Después de posesionar a la nueva autoridad, Arce dijo que con el nombramiento se consolida la nueva Ley de Juegos de Azar que creó impuestos para la actividad.
Recordó que la función de la Autoridad de Juegos es importante, pues, se desarrollará en “un escenario en que el Estado boliviano empieza gradualmente a recuperar el control, la fiscalización de actividades que en el pasado no estaban debidamente controladas ni fiscalizadas”.
La Autoridad del Juego otorgará licencias a las operadoras de juegos de azar en todo el territorio nacional y autorizaciones para promociones empresariales y sorteos con fines benéficos. También aplicará el régimen de sanciones establecido por ley en caso de que haya infracciones a las normas establecidas.
La Ley 060, de Juegos de Lotería y de Azar, fija un Impuesto al Juego (IJ), que se aplica al operador de juegos de azar (casa de juegos), con una alícuota de 30 por ciento, aplicable sobre los ingresos brutos devengados en un mes.

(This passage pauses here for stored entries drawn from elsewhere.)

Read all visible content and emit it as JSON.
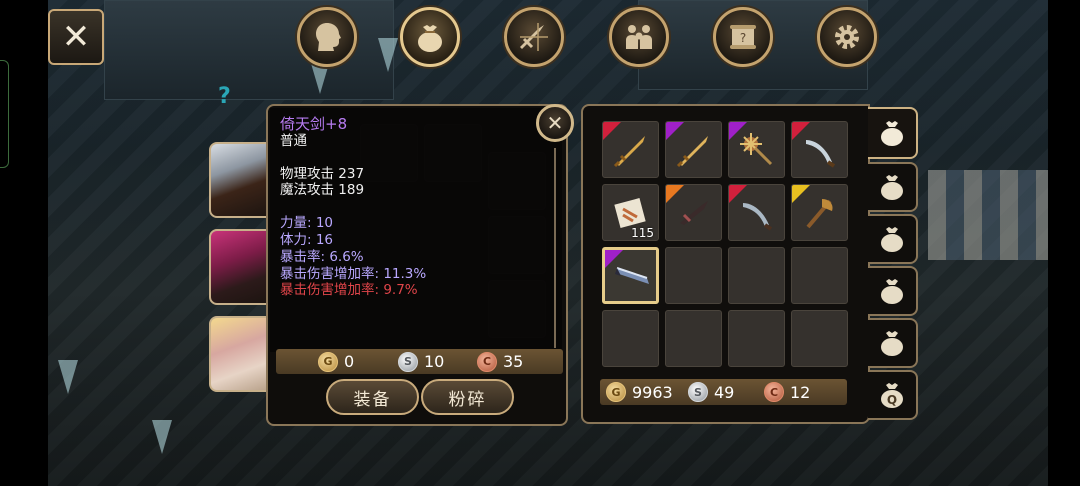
{
  "top_nav": {
    "close_label": "✕",
    "icons": [
      {
        "name": "character-head-icon",
        "active": false
      },
      {
        "name": "bag-icon",
        "active": true
      },
      {
        "name": "skills-sword-icon",
        "active": false
      },
      {
        "name": "party-icon",
        "active": false
      },
      {
        "name": "quest-scroll-icon",
        "active": false
      },
      {
        "name": "settings-gear-icon",
        "active": false
      }
    ]
  },
  "scene": {
    "quest_marker": "?"
  },
  "tooltip": {
    "name": "倚天剑+8",
    "quality": "普通",
    "physical_attack": "物理攻击 237",
    "magic_attack": "魔法攻击 189",
    "stats": [
      {
        "text": "力量: 10",
        "color": "purple"
      },
      {
        "text": "体力: 16",
        "color": "purple"
      },
      {
        "text": "暴击率: 6.6%",
        "color": "purple"
      },
      {
        "text": "暴击伤害增加率: 11.3%",
        "color": "purple"
      },
      {
        "text": "暴击伤害增加率: 9.7%",
        "color": "red"
      }
    ],
    "close_label": "✕",
    "cost": {
      "gold": "0",
      "silver": "10",
      "copper": "35"
    },
    "equip_label": "装备",
    "smash_label": "粉碎"
  },
  "inventory": {
    "items": [
      {
        "name": "golden-sword",
        "rarity": "#d2203c",
        "qty": ""
      },
      {
        "name": "golden-sword-2",
        "rarity": "#a020c8",
        "qty": ""
      },
      {
        "name": "spiked-mace",
        "rarity": "#a020c8",
        "qty": ""
      },
      {
        "name": "curved-dagger",
        "rarity": "#d2203c",
        "qty": ""
      },
      {
        "name": "recipe-scroll",
        "rarity": "",
        "qty": "115"
      },
      {
        "name": "dark-blade",
        "rarity": "#e87820",
        "qty": ""
      },
      {
        "name": "curved-dagger-2",
        "rarity": "#d2203c",
        "qty": ""
      },
      {
        "name": "bronze-axe",
        "rarity": "#e8c020",
        "qty": ""
      },
      {
        "name": "great-sword",
        "rarity": "#a020c8",
        "qty": ""
      },
      {
        "name": "",
        "rarity": "",
        "qty": ""
      },
      {
        "name": "",
        "rarity": "",
        "qty": ""
      },
      {
        "name": "",
        "rarity": "",
        "qty": ""
      },
      {
        "name": "",
        "rarity": "",
        "qty": ""
      },
      {
        "name": "",
        "rarity": "",
        "qty": ""
      },
      {
        "name": "",
        "rarity": "",
        "qty": ""
      },
      {
        "name": "",
        "rarity": "",
        "qty": ""
      }
    ],
    "selected_index": 8,
    "money": {
      "gold": "9963",
      "silver": "49",
      "copper": "12"
    },
    "tabs": [
      "bag-1",
      "bag-2",
      "bag-3",
      "bag-4",
      "bag-5",
      "quest-bag"
    ],
    "quest_tab_label": "Q"
  },
  "coin_glyphs": {
    "gold": "G",
    "silver": "S",
    "copper": "C"
  }
}
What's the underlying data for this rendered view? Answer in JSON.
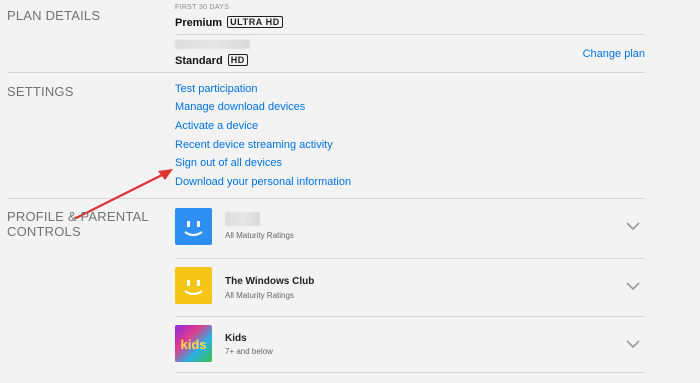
{
  "plan": {
    "heading": "PLAN DETAILS",
    "trial_label": "FIRST 30 DAYS",
    "current_plan": "Premium",
    "current_badge": "ULTRA HD",
    "next_plan": "Standard",
    "next_badge": "HD",
    "change_plan": "Change plan"
  },
  "settings": {
    "heading": "SETTINGS",
    "links": [
      "Test participation",
      "Manage download devices",
      "Activate a device",
      "Recent device streaming activity",
      "Sign out of all devices",
      "Download your personal information"
    ]
  },
  "profiles": {
    "heading_line1": "PROFILE & PARENTAL",
    "heading_line2": "CONTROLS",
    "items": [
      {
        "name": "",
        "subtitle": "All Maturity Ratings",
        "avatar_color": "#2d8ff0"
      },
      {
        "name": "The Windows Club",
        "subtitle": "All Maturity Ratings",
        "avatar_color": "#f5c518"
      },
      {
        "name": "Kids",
        "subtitle": "7+ and below",
        "avatar_text": "kids"
      }
    ]
  },
  "colors": {
    "link": "#0073e6",
    "annotation_arrow": "#e0322e"
  }
}
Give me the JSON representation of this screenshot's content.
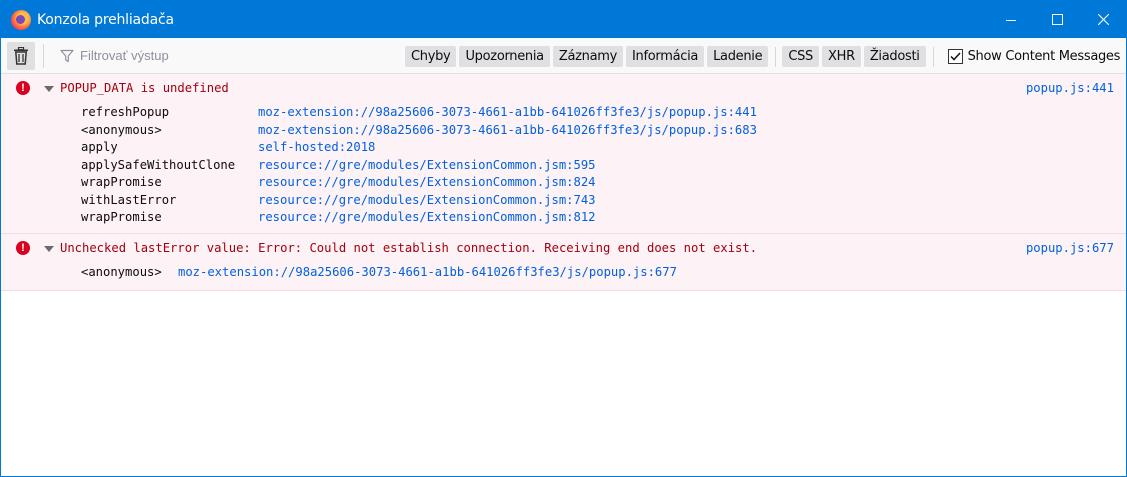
{
  "window": {
    "title": "Konzola prehliadača",
    "icon": "firefox-icon"
  },
  "toolbar": {
    "filter_placeholder": "Filtrovať výstup",
    "filters": [
      {
        "label": "Chyby",
        "name": "filter-errors"
      },
      {
        "label": "Upozornenia",
        "name": "filter-warnings"
      },
      {
        "label": "Záznamy",
        "name": "filter-logs"
      },
      {
        "label": "Informácia",
        "name": "filter-info"
      },
      {
        "label": "Ladenie",
        "name": "filter-debug"
      }
    ],
    "filters2": [
      {
        "label": "CSS",
        "name": "filter-css"
      },
      {
        "label": "XHR",
        "name": "filter-xhr"
      },
      {
        "label": "Žiadosti",
        "name": "filter-requests"
      }
    ],
    "show_content_messages": "Show Content Messages",
    "show_content_checked": true
  },
  "messages": [
    {
      "text": "POPUP_DATA is undefined",
      "location": "popup.js:441",
      "frames": [
        {
          "fn": "refreshPopup",
          "src": "moz-extension://98a25606-3073-4661-a1bb-641026ff3fe3/js/popup.js:441"
        },
        {
          "fn": "<anonymous>",
          "src": "moz-extension://98a25606-3073-4661-a1bb-641026ff3fe3/js/popup.js:683"
        },
        {
          "fn": "apply",
          "src": "self-hosted:2018"
        },
        {
          "fn": "applySafeWithoutClone",
          "src": "resource://gre/modules/ExtensionCommon.jsm:595"
        },
        {
          "fn": "wrapPromise",
          "src": "resource://gre/modules/ExtensionCommon.jsm:824"
        },
        {
          "fn": "withLastError",
          "src": "resource://gre/modules/ExtensionCommon.jsm:743"
        },
        {
          "fn": "wrapPromise",
          "src": "resource://gre/modules/ExtensionCommon.jsm:812"
        }
      ]
    },
    {
      "text": "Unchecked lastError value: Error: Could not establish connection. Receiving end does not exist.",
      "location": "popup.js:677",
      "frames": [
        {
          "fn": "<anonymous>",
          "src": "moz-extension://98a25606-3073-4661-a1bb-641026ff3fe3/js/popup.js:677"
        }
      ]
    }
  ],
  "colors": {
    "titlebar": "#0078d7",
    "error_text": "#a4000f",
    "link": "#0060df",
    "error_bg": "#fdf2f5"
  }
}
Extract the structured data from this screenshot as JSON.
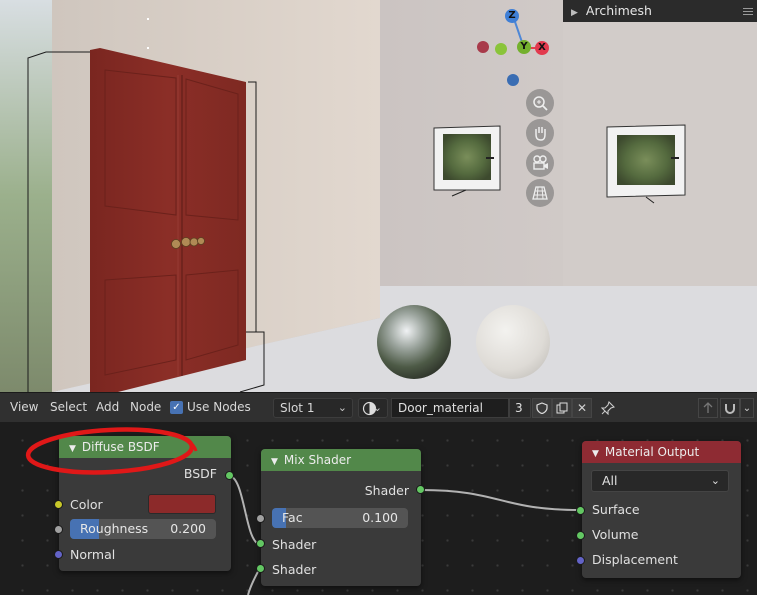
{
  "viewport": {
    "panel_title": "Archimesh",
    "gizmo": {
      "z_label": "Z",
      "y_label": "Y",
      "x_label": "X"
    },
    "nav_icons": [
      "zoom-icon",
      "pan-hand-icon",
      "camera-icon",
      "ortho-grid-icon"
    ]
  },
  "header": {
    "menus": [
      "View",
      "Select",
      "Add",
      "Node"
    ],
    "use_nodes_label": "Use Nodes",
    "use_nodes_checked": true,
    "slot": "Slot 1",
    "material_name": "Door_material",
    "user_count": "3"
  },
  "nodes": {
    "diffuse": {
      "title": "Diffuse BSDF",
      "output": "BSDF",
      "color_label": "Color",
      "color_value": "#8c2a2a",
      "roughness_label": "Roughness",
      "roughness_value": "0.200",
      "roughness_fraction": 0.2,
      "normal_label": "Normal"
    },
    "mix": {
      "title": "Mix Shader",
      "output": "Shader",
      "fac_label": "Fac",
      "fac_value": "0.100",
      "fac_fraction": 0.1,
      "input1": "Shader",
      "input2": "Shader"
    },
    "output": {
      "title": "Material Output",
      "target": "All",
      "surface": "Surface",
      "volume": "Volume",
      "displacement": "Displacement"
    }
  },
  "colors": {
    "node_green": "#52884a",
    "node_red": "#8e2b33",
    "accent_blue": "#4772b3",
    "annotation_red": "#e01818"
  }
}
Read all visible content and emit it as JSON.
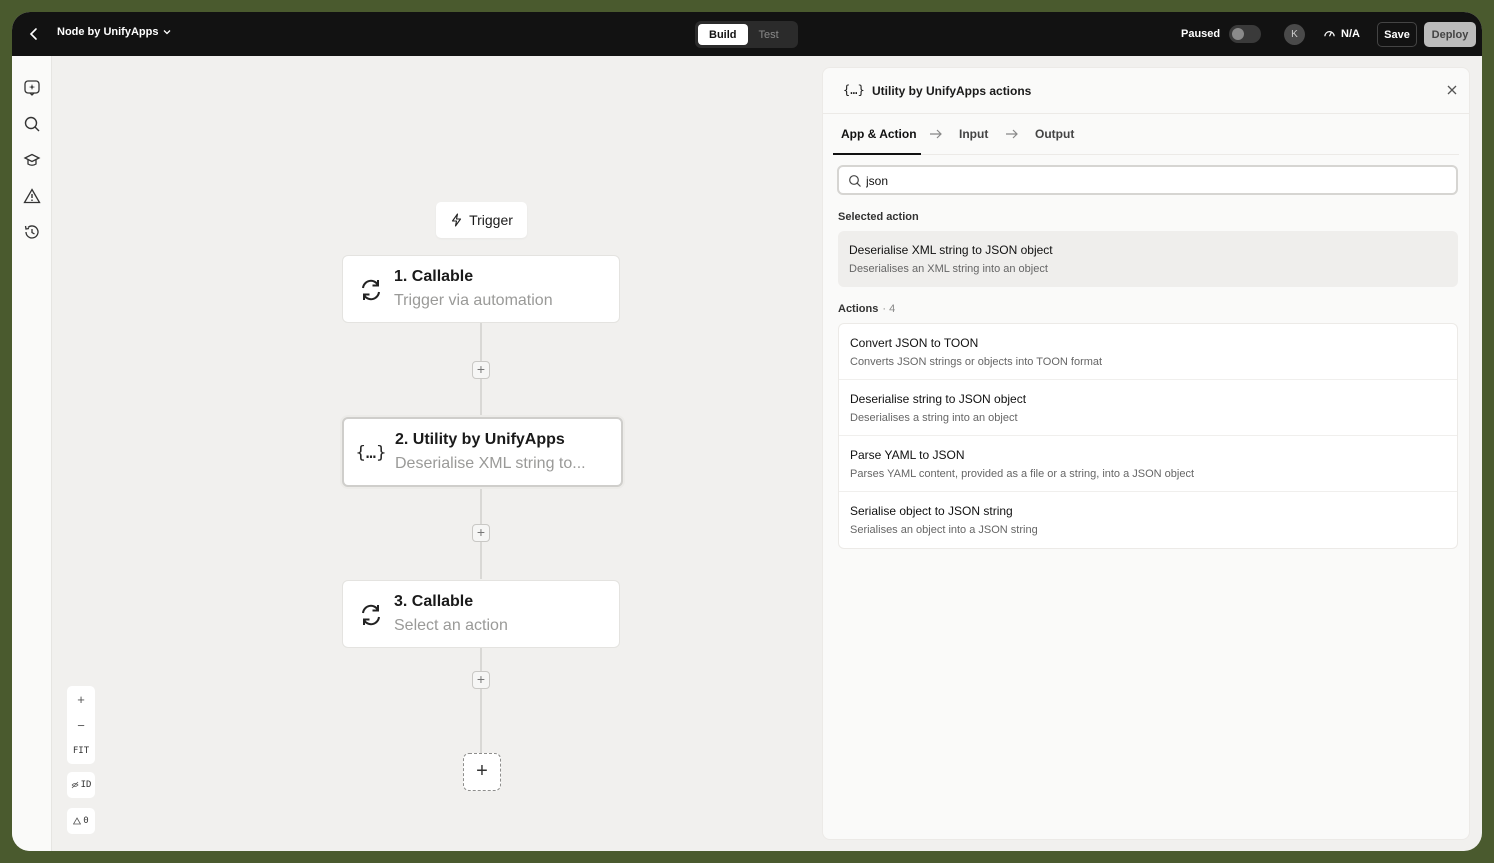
{
  "topbar": {
    "app_title": "Node by UnifyApps",
    "modes": [
      "Build",
      "Test"
    ],
    "paused_label": "Paused",
    "avatar_initial": "K",
    "perf_label": "N/A",
    "save_label": "Save",
    "deploy_label": "Deploy"
  },
  "rail": {
    "icons": [
      "sparkle-chat-icon",
      "search-icon",
      "graduation-cap-icon",
      "warning-icon",
      "history-icon"
    ]
  },
  "canvas": {
    "trigger_label": "Trigger",
    "nodes": [
      {
        "title": "1. Callable",
        "subtitle": "Trigger via automation",
        "icon": "sync-icon"
      },
      {
        "title": "2. Utility by UnifyApps",
        "subtitle": "Deserialise XML string to...",
        "icon": "braces-icon"
      },
      {
        "title": "3. Callable",
        "subtitle": "Select an action",
        "icon": "sync-icon"
      }
    ],
    "zoom_in": "+",
    "zoom_out": "−",
    "fit_label": "FIT",
    "id_label": "ID",
    "warnings_count": "0"
  },
  "panel": {
    "brace_glyph": "{…}",
    "title": "Utility by UnifyApps actions",
    "tabs": [
      "App & Action",
      "Input",
      "Output"
    ],
    "search": {
      "value": "json",
      "placeholder": ""
    },
    "selected_label": "Selected action",
    "selected_action": {
      "title": "Deserialise XML string to JSON object",
      "desc": "Deserialises an XML string into an object"
    },
    "actions_label": "Actions",
    "actions_count": "4",
    "actions": [
      {
        "title": "Convert JSON to TOON",
        "desc": "Converts JSON strings or objects into TOON format"
      },
      {
        "title": "Deserialise string to JSON object",
        "desc": "Deserialises a string into an object"
      },
      {
        "title": "Parse YAML to JSON",
        "desc": "Parses YAML content, provided as a file or a string, into a JSON object"
      },
      {
        "title": "Serialise object to JSON string",
        "desc": "Serialises an object into a JSON string"
      }
    ]
  }
}
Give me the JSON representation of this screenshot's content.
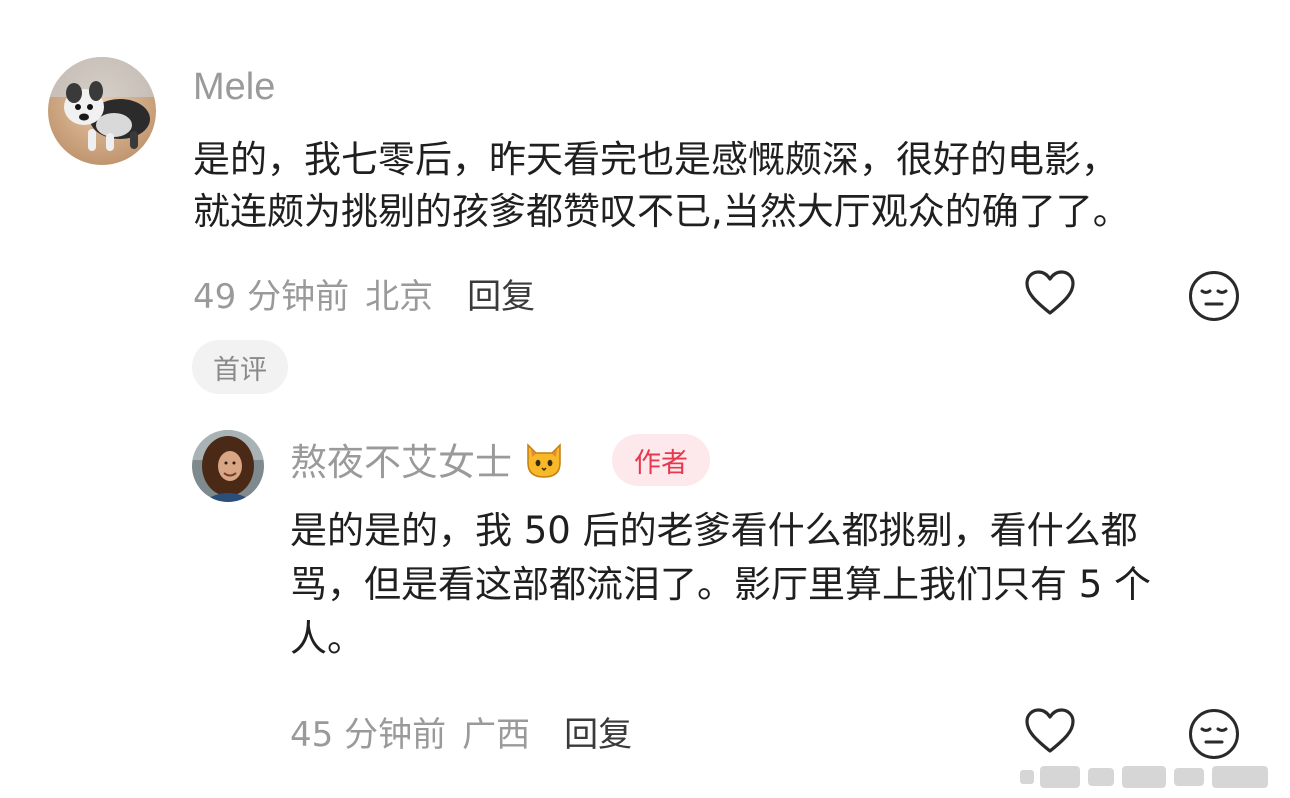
{
  "comments": [
    {
      "username": "Mele",
      "lines": [
        "是的，我七零后，昨天看完也是感慨颇深，很好的电影，",
        "就连颇为挑剔的孩爹都赞叹不已,当然大厅观众的确了了。"
      ],
      "time": "49 分钟前",
      "location": "北京",
      "reply_label": "回复",
      "badge": "首评",
      "avatar_icon": "dog-photo-avatar",
      "like_icon": "heart-outline-icon",
      "dislike_icon": "meh-face-icon"
    },
    {
      "username": "熬夜不艾女士",
      "username_emoji": "🐱",
      "author_tag": "作者",
      "lines": [
        "是的是的，我 50 后的老爹看什么都挑剔，看什么都",
        "骂，但是看这部都流泪了。影厅里算上我们只有 5 个",
        "人。"
      ],
      "time": "45 分钟前",
      "location": "广西",
      "reply_label": "回复",
      "avatar_icon": "woman-photo-avatar",
      "like_icon": "heart-outline-icon",
      "dislike_icon": "meh-face-icon"
    }
  ],
  "colors": {
    "text": "#1f1f1f",
    "meta": "#9a9a9a",
    "author_tag_bg": "#fde9ec",
    "author_tag_text": "#e8384f",
    "badge_bg": "#f2f2f2"
  }
}
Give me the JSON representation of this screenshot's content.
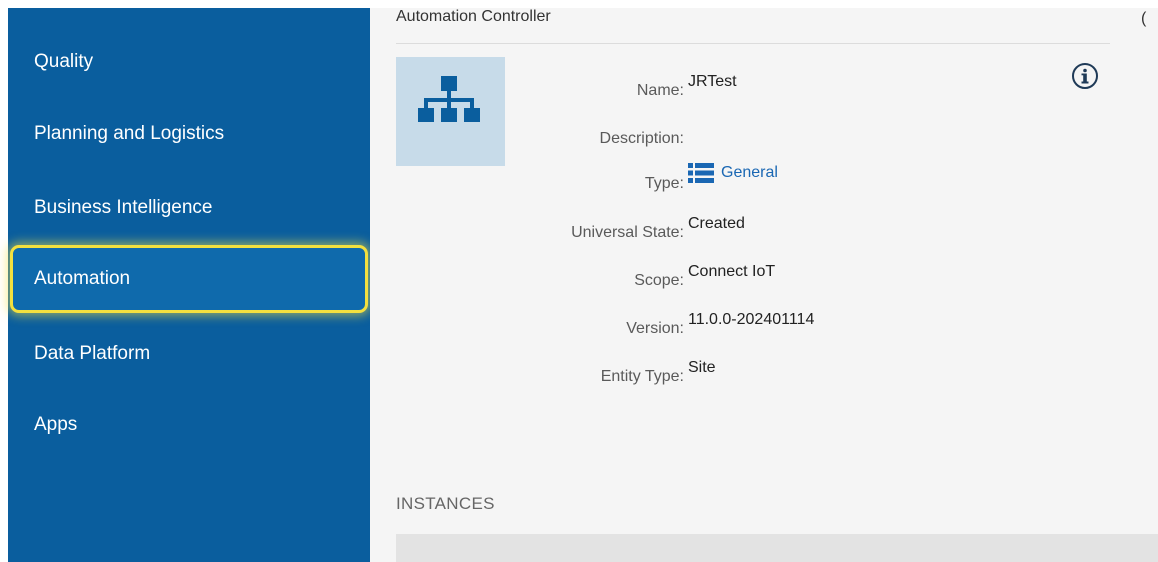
{
  "sidebar": {
    "items": [
      {
        "label": "Quality",
        "active": false
      },
      {
        "label": "Planning and Logistics",
        "active": false
      },
      {
        "label": "Business Intelligence",
        "active": false
      },
      {
        "label": "Automation",
        "active": true
      },
      {
        "label": "Data Platform",
        "active": false
      },
      {
        "label": "Apps",
        "active": false
      }
    ]
  },
  "panel": {
    "title": "Automation Controller",
    "edge_glyph": "(",
    "entity_icon": "hierarchy-icon",
    "info_icon": "info-icon",
    "properties": {
      "name": {
        "label": "Name:",
        "value": "JRTest"
      },
      "description": {
        "label": "Description:",
        "value": ""
      },
      "type": {
        "label": "Type:",
        "value": "General",
        "icon": "list-icon"
      },
      "universal_state": {
        "label": "Universal State:",
        "value": "Created"
      },
      "scope": {
        "label": "Scope:",
        "value": "Connect IoT"
      },
      "version": {
        "label": "Version:",
        "value": "11.0.0-202401114"
      },
      "entity_type": {
        "label": "Entity Type:",
        "value": "Site"
      }
    },
    "instances_title": "INSTANCES"
  },
  "colors": {
    "sidebar_bg": "#0a5e9e",
    "highlight": "#f3e03f",
    "link": "#1a67b3",
    "entity_box": "#c7dbe9"
  }
}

Sólo en el caso de las promociones empresariales se aplica la alícuota de 10 por ciento sobre el valor del premio.
El Impuesto a la Participación en Juegos (IPJ) grava al jugador. El tributo percibido y remitido al Servicio de Impuesto Nacionales (SIN) por el operador y aplica una alícuota de 15 por ciento sobre el precio de la compra de fichas, boletos, tickets, cartones, cupones y cualquier otro medio de acceso al juego.
Están exentas del pago del IPJ las personas que participen de promociones empresariales, rifas con fines de asistencia o beneficencia, juegos de recreación, pasatiempo y eventos públicos temporales como las ferias de Alasita.